En su labor ensayística destaca el intento por sistematizar y divulgar las corrientes de pensamiento boliviano contemporáneo, junto con trabajos dedicados a grandes pensadores y filósofos, como Francis Bacon, Martin Heidegger, Alfred North Whitehead, Blaise Pascal, Claude Lévi-Strauss, entre otros. En su obra filosófica late un espíritu vitalista y existencialista. Analiza las pasiones humanas y ve éstas como la fuerza transformadora de la existencia, aunque pervive en el fondo un sentimiento de desesperanza.
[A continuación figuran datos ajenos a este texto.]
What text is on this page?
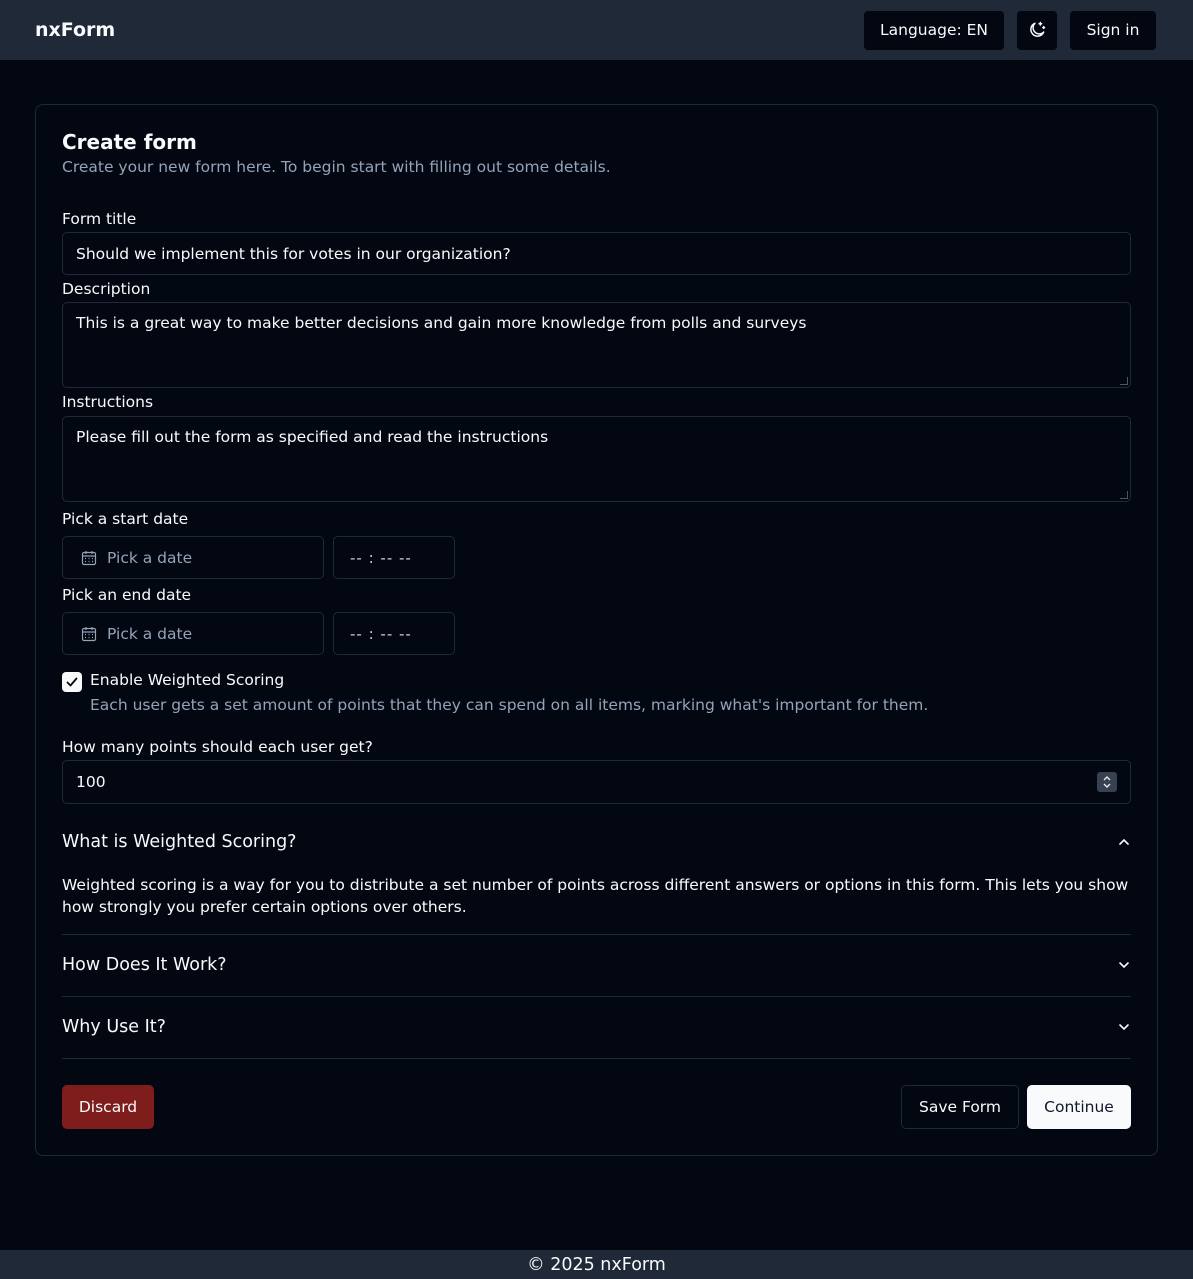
nxForm	Language: EN	Sign in
Create form
Create your new form here. To begin start with filling out some details.
Form title
Should we implement this for votes in our organization?
Description
This is a great way to make better decisions and gain more knowledge from polls and surveys
Instructions
Please fill out the form as specified and read the instructions
Pick a start date
Pick a date	-- : -- --
Pick an end date
Pick a date	-- : -- --
Enable Weighted Scoring
Each user gets a set amount of points that they can spend on all items, marking what's important for them.
How many points should each user get?
100
What is Weighted Scoring?
Weighted scoring is a way for you to distribute a set number of points across different answers or options in this form. This lets you show how strongly you prefer certain options over others.
How Does It Work?
Why Use It?
Discard	Save Form	Continue
© 2025 nxForm
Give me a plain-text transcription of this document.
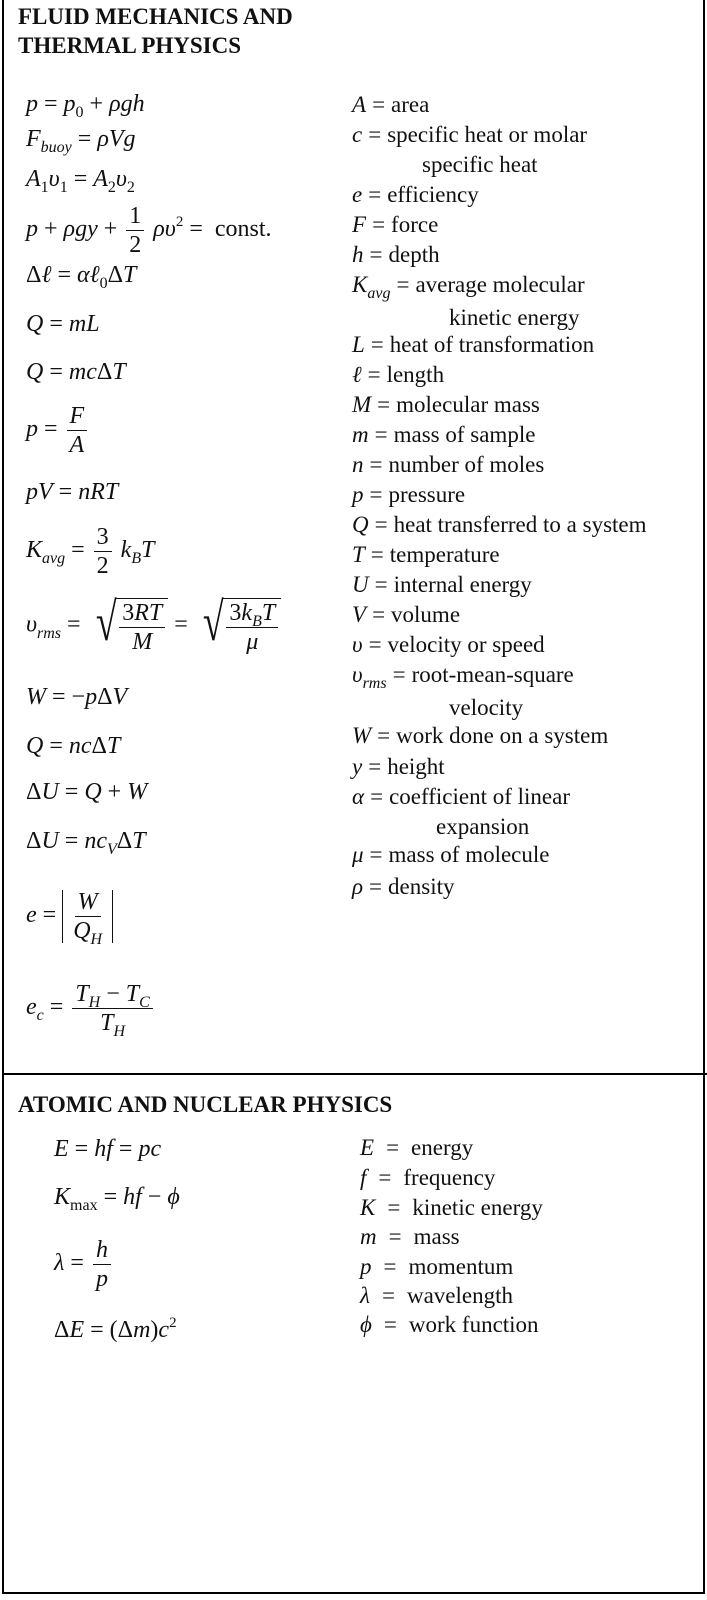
FLUID MECHANICS AND
THERMAL PHYSICS
$p = p_0 + \rho gh$
$F_{buoy} = \rho Vg$
$A_1\upsilon_1 = A_2\upsilon_2$
$p + \rho gy + \frac{1}{2} \rho\upsilon^2$ =  const.
Δℓ = αℓ$_0$ΔT
Q = mL
Q = mcΔT
$p = \frac{F}{A}$
pV = nRT
$K_{avg} = \frac{3}{2} k_BT$
$\upsilon_{rms}$ = √ $\frac{3RT}{M}$ = √ $\frac{3k_BT}{\mu}$
W = −pΔV
Q = ncΔT
ΔU = Q + W
$\Delta U = nc_V\Delta T$
$e = \frac{W}{Q_H}$
$e_c = \frac{T_H - T_C}{T_H}$
A = area
c = specific heat or molar
specific heat
e = efficiency
F = force
h = depth
$K_{avg}$ = average molecular
kinetic energy
L = heat of transformation
ℓ = length
M = molecular mass
m = mass of sample
n = number of moles
p = pressure
Q = heat transferred to a system
T = temperature
U = internal energy
V = volume
υ = velocity or speed
$\upsilon_{rms}$ = root-mean-square
velocity
W = work done on a system
y = height
α = coefficient of linear
expansion
μ = mass of molecule
ρ = density
ATOMIC AND NUCLEAR PHYSICS
E = hf = pc
$K_{max}$ = hf − ϕ
$\lambda = \frac{h}{p}$
$\Delta E = (\Delta m)c^2$
E = energy
f = frequency
K = kinetic energy
m = mass
p = momentum
λ = wavelength
ϕ = work function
Sus obras más representativas son: La filosofía en Bolivia (1945), La filosofía existencialista de Martin Heidegger (1946), El pensamiento boliviano en el siglo XX (1956) y Los mitos profundos de Bolivia (1980).
Alberto Zelada, en su obra sobre la vida de Francovich, dice: "De las ideas expuestas por Francovich una de las que más ha llamado la atención es la denominada por él mismo mística de la tierra, cuyos principales representantes son Franz Tamayo, Jaime Mendoza, Federico Ávila, Fernando Diez de Medina, Humberto Palza y Roberto Prudencio".